Misstrauen und Manipulationsverdächte sind immer möglich, aber sie können die Funktion jenes breiten und unkritischen Vertrauens in Wissenschaft nicht ersetzen. Sie treten daher auch nicht an die Stelle dieses Vertrauens, sondern beziehen sich, ähnlich wie Verschwörungstheorien, immer nur auf bestimmte Themen und Themenbereiche. Man misstraut dann etwa den wissenschaftlichen Thesen über die Ursachen des Klimawandels, besteigt aber weiterhin Flugzeuge und schluckt weiterhin Medikamente. Oder man misstraut den Wissenschaftlern, denen ein Betrug nachgewiesen wurde, nicht aber denen, die den Nachweis geführt haben. Insofern ist das Vertrauen in Wissenschaft eine relativ krisenfeste Angelegenheit.

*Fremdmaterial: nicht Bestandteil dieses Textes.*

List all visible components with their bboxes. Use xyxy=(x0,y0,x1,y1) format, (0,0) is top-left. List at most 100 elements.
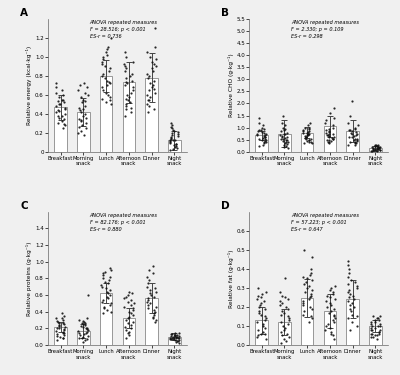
Point xyxy=(107,302,113,308)
Point xyxy=(349,312,356,318)
Point xyxy=(330,289,336,295)
Point xyxy=(101,305,107,311)
Point xyxy=(286,315,292,321)
Point xyxy=(53,315,60,321)
Point xyxy=(52,90,59,96)
Point xyxy=(83,120,90,126)
Point xyxy=(328,328,334,334)
Bar xyxy=(122,82,135,152)
Point xyxy=(56,101,62,107)
Point xyxy=(146,103,152,109)
Bar xyxy=(301,132,314,152)
Point xyxy=(327,300,333,306)
Point xyxy=(172,332,178,338)
Point xyxy=(256,120,262,126)
Point xyxy=(372,319,378,325)
Point xyxy=(150,310,157,316)
Point xyxy=(258,294,265,300)
Point xyxy=(144,284,150,290)
Point xyxy=(372,142,378,148)
Point xyxy=(305,126,312,132)
Point xyxy=(371,147,378,153)
Point xyxy=(281,336,287,342)
Bar xyxy=(369,326,382,345)
Point xyxy=(106,94,113,100)
Point xyxy=(174,334,180,340)
Point xyxy=(261,331,268,337)
Point xyxy=(374,315,380,321)
Point xyxy=(174,338,181,344)
Point xyxy=(347,302,354,308)
Point xyxy=(172,330,178,336)
Point xyxy=(122,78,129,84)
Point xyxy=(308,136,314,142)
Point xyxy=(324,137,330,143)
Point xyxy=(374,148,380,154)
Point xyxy=(55,107,61,113)
Point xyxy=(168,336,174,342)
Point xyxy=(56,334,63,340)
Point xyxy=(305,283,312,289)
Point xyxy=(60,332,67,338)
Point xyxy=(59,118,66,124)
Point xyxy=(326,132,332,138)
Point xyxy=(152,90,158,96)
Point xyxy=(348,308,354,314)
Point xyxy=(99,58,106,64)
Point xyxy=(80,113,86,119)
Point xyxy=(146,87,152,93)
Point xyxy=(306,294,313,300)
Point xyxy=(325,126,332,132)
Point xyxy=(277,289,283,295)
Point xyxy=(280,138,286,144)
Point xyxy=(306,137,312,143)
Bar xyxy=(256,320,268,345)
Point xyxy=(322,298,329,304)
Point xyxy=(84,324,91,330)
Point xyxy=(254,327,261,333)
Point xyxy=(370,146,376,152)
Point xyxy=(259,125,265,131)
Point xyxy=(82,326,89,332)
Point xyxy=(255,333,261,339)
Point xyxy=(347,112,353,118)
Point xyxy=(346,287,352,293)
Point xyxy=(375,145,381,151)
Point xyxy=(54,319,61,325)
Point xyxy=(147,287,153,293)
Point xyxy=(279,134,285,140)
Point xyxy=(348,129,354,135)
Bar xyxy=(77,112,90,152)
Point xyxy=(283,137,289,143)
Point xyxy=(370,147,376,153)
Point xyxy=(76,82,83,88)
Point xyxy=(169,125,176,131)
Point xyxy=(303,134,310,140)
Point xyxy=(368,148,374,154)
Point xyxy=(100,297,106,303)
Point xyxy=(282,135,289,141)
Point xyxy=(78,323,84,329)
Point xyxy=(261,298,267,304)
Point xyxy=(144,297,151,303)
Point xyxy=(374,145,380,151)
Point xyxy=(374,143,380,149)
Point xyxy=(262,306,268,312)
Point xyxy=(308,278,315,284)
Point xyxy=(346,306,353,312)
Point xyxy=(102,63,108,69)
Point xyxy=(309,315,315,321)
Point xyxy=(256,143,262,149)
Point xyxy=(304,129,310,135)
Point xyxy=(284,331,291,337)
Bar xyxy=(100,292,112,345)
Point xyxy=(308,139,314,145)
Point xyxy=(170,334,176,340)
Point xyxy=(350,133,357,139)
Point xyxy=(56,322,62,328)
Bar xyxy=(168,141,180,152)
Point xyxy=(354,323,360,329)
Point xyxy=(173,339,180,345)
Point xyxy=(322,120,328,126)
Point xyxy=(149,58,155,64)
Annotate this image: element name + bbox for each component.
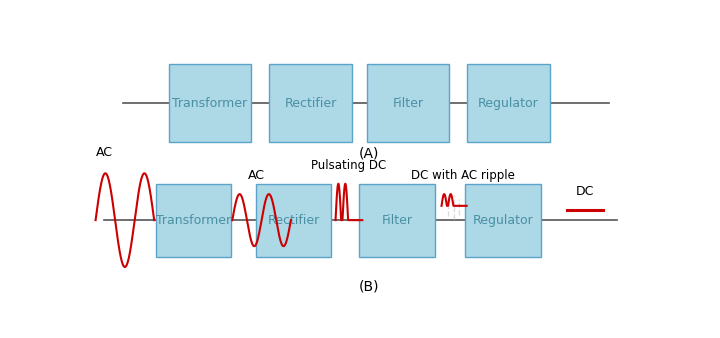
FancyBboxPatch shape	[467, 64, 550, 142]
FancyBboxPatch shape	[156, 184, 231, 257]
Text: DC with AC ripple: DC with AC ripple	[410, 169, 514, 183]
Text: DC: DC	[576, 185, 595, 198]
Text: Transformer: Transformer	[156, 214, 231, 227]
Text: Filter: Filter	[382, 214, 413, 227]
FancyBboxPatch shape	[168, 64, 251, 142]
Text: AC: AC	[248, 169, 264, 183]
Text: (A): (A)	[359, 147, 379, 161]
Text: Regulator: Regulator	[472, 214, 534, 227]
FancyBboxPatch shape	[256, 184, 331, 257]
FancyBboxPatch shape	[465, 184, 541, 257]
Text: Rectifier: Rectifier	[268, 214, 320, 227]
Text: (B): (B)	[359, 280, 379, 293]
Text: Transformer: Transformer	[172, 97, 248, 110]
Text: Regulator: Regulator	[478, 97, 539, 110]
FancyBboxPatch shape	[269, 64, 351, 142]
FancyBboxPatch shape	[366, 64, 449, 142]
FancyBboxPatch shape	[359, 184, 435, 257]
Text: Rectifier: Rectifier	[284, 97, 336, 110]
Text: Pulsating DC: Pulsating DC	[311, 159, 387, 172]
Text: AC: AC	[96, 146, 112, 159]
Text: Filter: Filter	[392, 97, 423, 110]
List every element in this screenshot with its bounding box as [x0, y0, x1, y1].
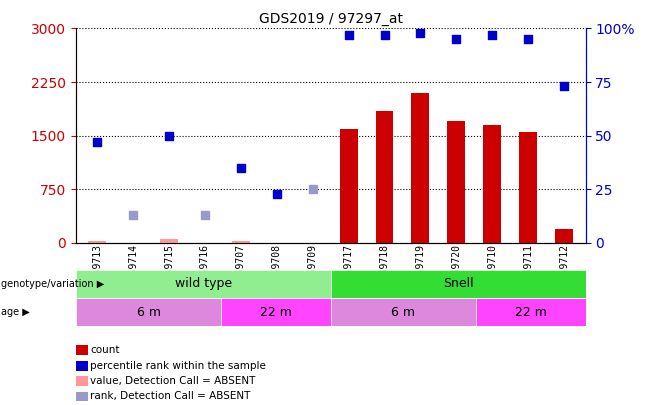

Auf Skepsis folgen selten persönliche Konsequenzen

Es mag ein themenunspezifisches Misstrauen in bestimmte Aussageformen der Wissenschaft geben, das sich dann etwa an der Statistik festmacht, mit der man angeblich alles, also auch das jeweilige Gegenteil nachweisen kann – um das Bonmot des britischen Premierministers James Callaghan zu zitieren. Aber das ist dann ein inkonsequentes Misstrauen, das den Gebrauch statistischer Argumente zugunsten der eigenen Agenda nicht ausschließt. Ähnlich mögen viele der Meinung sein, dass es der Pharmaindustrie nur um das Geld und nicht um die Wahrheit gehe, aber auch daraus zieht niemand so leicht die Konsequenz, auf die segensreiche Wirkung der Kopfschmerztablette zu verzichten.

Das negative Stereotyp wird also nicht so eindeutig gefasst, dass die positiven Erfahrungen im Einzelfall es falsifizieren könnten. Oder man präzisiert stärker, gesteht dann aber Ausnahmen zu, und immunisiert sich so gegen jede mögliche Widerlegung.

Wir haben es also mit einer misstrauischen, aber folgenlosen Einstellung zu tun. Diese hilft, eigene Entfremdungserfahrungen auszudrücken, ohne auf eigene Teilnahme zu verzichten. Darin liegt natürlich ein Problem für alle Forschungen, die aus abgefragten Einstellungen auf wirkliches Verhalten schließen – und bei deutlichen Einstellungsänderungen, etwa der Wissenschaft oder den Massenmedien gegenüber, gleich einen breitenwirksamen Strukturwandel bevorstehen sehen.